Another question is commonly raised regarding the food of the carnivorous
animals,--whether, without transgressing the command which fixed the number to
be preserved, there were necessarily others included in the ark for their
sustenance; or, as is more probable, there might be some food which was not flesh,
and which yet suited all. For we know how many animals whose food is flesh eat
also vegetable products and fruits. especially figs and chestnuts. What wonder
is it, therefore, if that wise and just man was instructed by God what would
suit each, so that without flesh he prepared and stored provision fit for every
species? And what is there which hunger would not make animals eat? Or what could
not be made sweet and wholesome by God, who, with a divine facility, might
have enabled them to do without food at all, had it not been requisite to the
completeness of so great a mystery that they should be fed? But none but a
contentious man can suppose that there was no prefiguring of the church in so manifold
and circumstantial a detail. For the nations have already so filled the
church, and are comprehended in the framework of its unity, the clean and unclean
together, until the appointed end, that this one very manifest fulfillment leaves
no doubt how we should interpret even those others which are somewhat more
obscure, and which cannot so readily be discerned.

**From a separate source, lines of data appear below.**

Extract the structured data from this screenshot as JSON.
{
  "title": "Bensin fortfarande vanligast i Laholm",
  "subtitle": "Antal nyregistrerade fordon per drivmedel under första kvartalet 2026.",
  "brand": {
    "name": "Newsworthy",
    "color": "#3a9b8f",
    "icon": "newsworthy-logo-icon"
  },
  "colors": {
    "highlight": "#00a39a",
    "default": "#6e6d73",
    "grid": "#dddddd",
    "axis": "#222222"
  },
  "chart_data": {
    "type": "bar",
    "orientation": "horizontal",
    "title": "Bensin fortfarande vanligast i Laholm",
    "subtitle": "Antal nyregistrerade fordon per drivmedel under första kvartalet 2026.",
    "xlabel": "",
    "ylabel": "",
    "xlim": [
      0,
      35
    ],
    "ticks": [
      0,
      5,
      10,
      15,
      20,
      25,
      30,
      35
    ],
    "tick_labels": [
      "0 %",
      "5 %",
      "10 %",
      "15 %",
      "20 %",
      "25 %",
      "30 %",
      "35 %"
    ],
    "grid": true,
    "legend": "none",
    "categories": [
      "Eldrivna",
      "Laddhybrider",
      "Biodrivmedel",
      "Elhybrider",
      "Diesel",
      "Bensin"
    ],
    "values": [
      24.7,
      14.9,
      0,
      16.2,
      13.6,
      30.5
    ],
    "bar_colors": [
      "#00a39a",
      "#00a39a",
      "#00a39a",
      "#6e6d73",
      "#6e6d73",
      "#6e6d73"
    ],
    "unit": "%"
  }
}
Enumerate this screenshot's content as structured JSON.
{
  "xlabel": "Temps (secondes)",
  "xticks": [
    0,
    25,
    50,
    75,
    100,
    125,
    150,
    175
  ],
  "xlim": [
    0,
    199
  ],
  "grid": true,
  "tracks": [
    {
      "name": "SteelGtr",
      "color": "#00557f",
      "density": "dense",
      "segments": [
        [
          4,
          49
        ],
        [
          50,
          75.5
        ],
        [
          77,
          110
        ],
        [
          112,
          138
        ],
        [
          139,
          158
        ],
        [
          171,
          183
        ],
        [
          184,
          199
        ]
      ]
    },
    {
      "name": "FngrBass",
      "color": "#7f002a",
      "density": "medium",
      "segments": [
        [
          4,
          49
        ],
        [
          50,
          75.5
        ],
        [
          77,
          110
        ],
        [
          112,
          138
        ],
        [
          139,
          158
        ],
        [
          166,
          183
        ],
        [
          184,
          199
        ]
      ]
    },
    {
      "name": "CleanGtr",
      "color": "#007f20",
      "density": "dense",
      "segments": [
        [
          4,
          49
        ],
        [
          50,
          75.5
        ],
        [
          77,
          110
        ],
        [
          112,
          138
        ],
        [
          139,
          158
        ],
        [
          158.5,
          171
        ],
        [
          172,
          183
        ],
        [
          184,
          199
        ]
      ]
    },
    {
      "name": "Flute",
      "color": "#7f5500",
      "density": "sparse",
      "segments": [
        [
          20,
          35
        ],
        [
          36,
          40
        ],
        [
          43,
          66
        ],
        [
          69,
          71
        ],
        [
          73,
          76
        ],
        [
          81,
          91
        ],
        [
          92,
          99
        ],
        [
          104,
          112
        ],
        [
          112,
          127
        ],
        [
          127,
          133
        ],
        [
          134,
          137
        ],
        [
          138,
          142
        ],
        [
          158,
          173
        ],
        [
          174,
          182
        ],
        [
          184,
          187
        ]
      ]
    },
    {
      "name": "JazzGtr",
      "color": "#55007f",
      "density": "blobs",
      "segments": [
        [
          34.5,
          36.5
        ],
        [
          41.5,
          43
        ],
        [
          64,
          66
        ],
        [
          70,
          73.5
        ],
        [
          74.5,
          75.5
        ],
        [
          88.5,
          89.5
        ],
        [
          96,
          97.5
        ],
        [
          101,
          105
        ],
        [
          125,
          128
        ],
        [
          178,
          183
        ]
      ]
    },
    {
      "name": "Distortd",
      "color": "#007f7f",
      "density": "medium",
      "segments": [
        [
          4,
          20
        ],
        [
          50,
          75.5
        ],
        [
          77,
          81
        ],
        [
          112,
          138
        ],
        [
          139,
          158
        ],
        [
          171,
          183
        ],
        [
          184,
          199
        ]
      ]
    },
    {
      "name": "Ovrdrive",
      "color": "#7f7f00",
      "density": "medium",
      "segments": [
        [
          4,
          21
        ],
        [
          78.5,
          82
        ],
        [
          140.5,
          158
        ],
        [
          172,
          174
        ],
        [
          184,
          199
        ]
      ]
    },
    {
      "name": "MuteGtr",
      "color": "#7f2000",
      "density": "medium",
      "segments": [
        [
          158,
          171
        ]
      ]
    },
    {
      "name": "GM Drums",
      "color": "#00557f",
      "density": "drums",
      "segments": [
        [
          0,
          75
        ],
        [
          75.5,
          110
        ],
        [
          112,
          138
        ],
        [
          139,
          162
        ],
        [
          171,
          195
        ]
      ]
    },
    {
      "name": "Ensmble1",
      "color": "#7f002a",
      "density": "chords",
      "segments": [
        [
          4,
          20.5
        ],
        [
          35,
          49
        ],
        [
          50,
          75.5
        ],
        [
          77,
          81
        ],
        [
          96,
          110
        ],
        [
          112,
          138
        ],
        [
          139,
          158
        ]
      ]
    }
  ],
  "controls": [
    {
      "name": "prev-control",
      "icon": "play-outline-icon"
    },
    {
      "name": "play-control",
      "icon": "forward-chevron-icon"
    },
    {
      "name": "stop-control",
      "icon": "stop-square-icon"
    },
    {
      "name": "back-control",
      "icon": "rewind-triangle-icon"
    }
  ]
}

And since this is so, if not
even the most audacious will presume to assert that these things were written
without a purpose, or that though the events really happened they mean nothing, or
that they did not really happen, but are only allegory, or that at all events
they are far from having any figurative reference to the church; if it has been
made out that, on the other hand, we must rather believe that there was a wise
purpose in their being committed to memory and to writing, and that they did
happen, and have a significance, and that this significance has a prophetic
reference to the church, then this book, having served this purpose, may now be
closed, that we may go on to trace in the history subsequent to the deluge the
courses of the two cities,--the earthly, that lives according to men, and the
heavenly, that lives according to God.